Come on, New York, move over! Shanghai has now overtaken the Big Apple as the global centre of wealthy consumers who purchase high fashion and luxury labels, with the Chinese metropolis’ most fashionable residents far outspending their New York counterparts.
According to a Milan based study amongst luxury shoppers by digital direct marketing firm ContactLab, Shanghai’s shopaholics spent an average of US$1,000 on their last purchase – double that of the average New Yorker. In addition, four out of five Shanghai residents said they purchased at least one luxury item over the past 12 months. On top of that, 91 percent of luxury shoppers surveyed in Shanghai said they plan on spending a similar amount in the next six months, whereas only 77 percent of such New Yorkers said they would be splurging on high end goods.

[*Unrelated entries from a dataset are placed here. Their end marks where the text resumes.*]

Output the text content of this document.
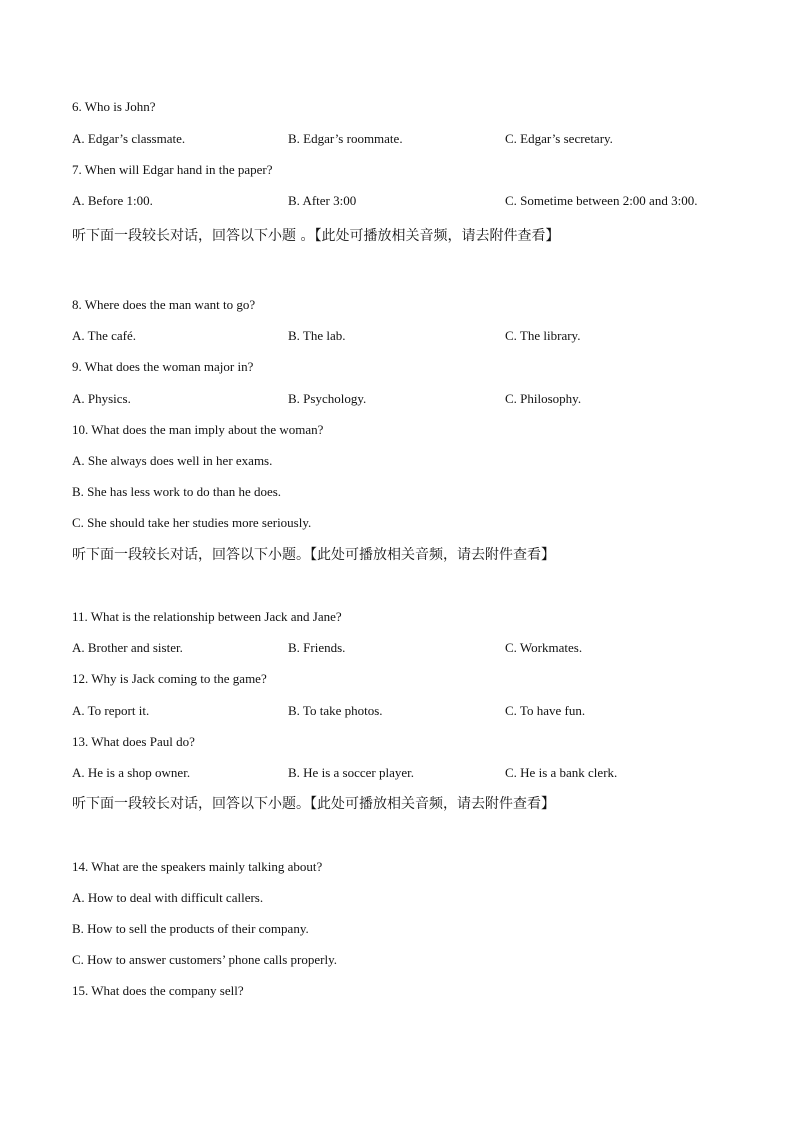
6. Who is John?
A. Edgar’s classmate.	B. Edgar’s roommate.	C. Edgar’s secretary.
7. When will Edgar hand in the paper?
A. Before 1:00.	B. After 3:00	C. Sometime between 2:00 and 3:00.
听下面一段较长对话，回答以下小题 。【此处可播放相关音频，请去附件查看】
8. Where does the man want to go?
A. The café.	B. The lab.	C. The library.
9. What does the woman major in?
A. Physics.	B. Psychology.	C. Philosophy.
10. What does the man imply about the woman?
A. She always does well in her exams.
B. She has less work to do than he does.
C. She should take her studies more seriously.
听下面一段较长对话，回答以下小题。【此处可播放相关音频，请去附件查看】
11. What is the relationship between Jack and Jane?
A. Brother and sister.	B. Friends.	C. Workmates.
12. Why is Jack coming to the game?
A. To report it.	B. To take photos.	C. To have fun.
13. What does Paul do?
A. He is a shop owner.	B. He is a soccer player.	C. He is a bank clerk.
听下面一段较长对话，回答以下小题。【此处可播放相关音频，请去附件查看】
14. What are the speakers mainly talking about?
A. How to deal with difficult callers.
B. How to sell the products of their company.
C. How to answer customers’ phone calls properly.
15. What does the company sell?
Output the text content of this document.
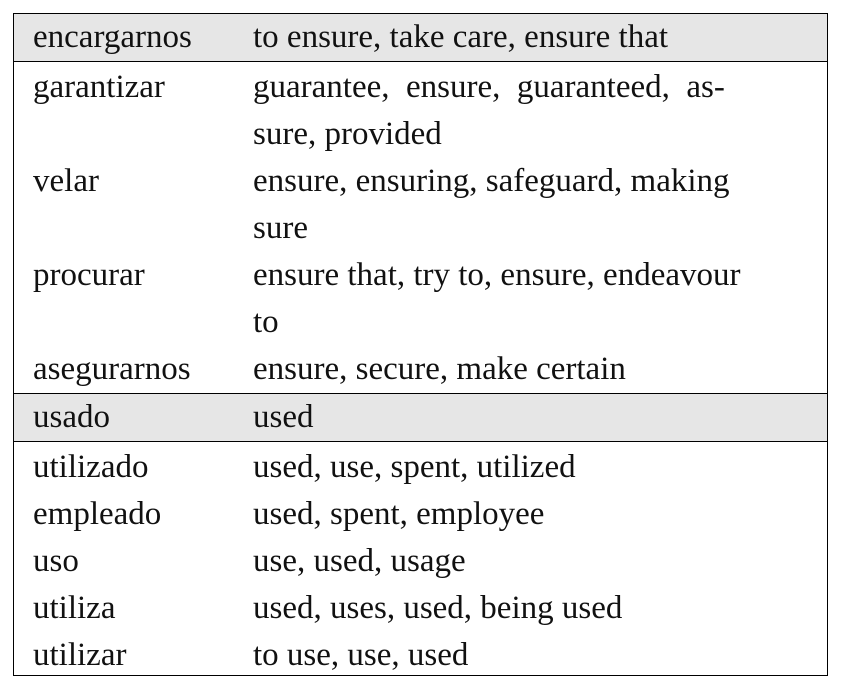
encargarnos	to ensure, take care, ensure that
garantizar	guarantee,  ensure,  guaranteed,  as-
sure, provided
velar	ensure, ensuring, safeguard, making
sure
procurar	ensure that, try to, ensure, endeavour
to
asegurarnos	ensure, secure, make certain
usado	used
utilizado	used, use, spent, utilized
empleado	used, spent, employee
uso	use, used, usage
utiliza	used, uses, used, being used
utilizar	to use, use, used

Moreover, Shanghai’s fashion conscious plan to shell out, on average, 66 percent more on luxury items than their New Yorker counterparts.
These numbers aren’t so surprising, considering that Morgan Stanley estimated Chinese travelers will top the list of luxury spenders by 2015, thanks to their expanding middle class. But, luxury sales still aren’t what they used to be. The state run newspaper Global Times cited a report from China’s Ministry of Commerce that said, in the first four days of the Spring Festival holiday, marked by the beginning of the Lunar New Year, consumer market sales for luxury goods took a hit. Sales of luxury items like expensive alcohol, rare seafood and leather goods, which are often exchanged as gifts to coworkers or friends during the holiday, fell sharply. In one pocket of malls in Fuzhou, the capital of the eastern coastal province of Fujian, luxury alcoholic beverage sales fell by 70 percent compared to the year prior during the first four days of the holiday.
The slowdown in luxury purchasing is attributed largely to the central government’s year old austerity drive. At the beginning of his presidency, Xi Jinping cut back on unnecessary spending on luxury items and services that are typically the province of senior Chinese officials. With luxury spending now somewhat taboo at home, many Chinese have just resorted to spending their wealth while overseas. With more and more Chinese heading overseas for schooling, business or holidays, their money is still often spent on luxury items. In fact, in New York, many of the upscale stores that dot Fifth Avenue are employing Chinese speaking people on sales floors. Separately, the ContactLab survey unearthed some other interesting differences between luxury shoppers in Shanghai and New York. “Fashion buying in China is closely linked to the display of one’s own spending capacity, while the New York consumers show greater affection for brands”.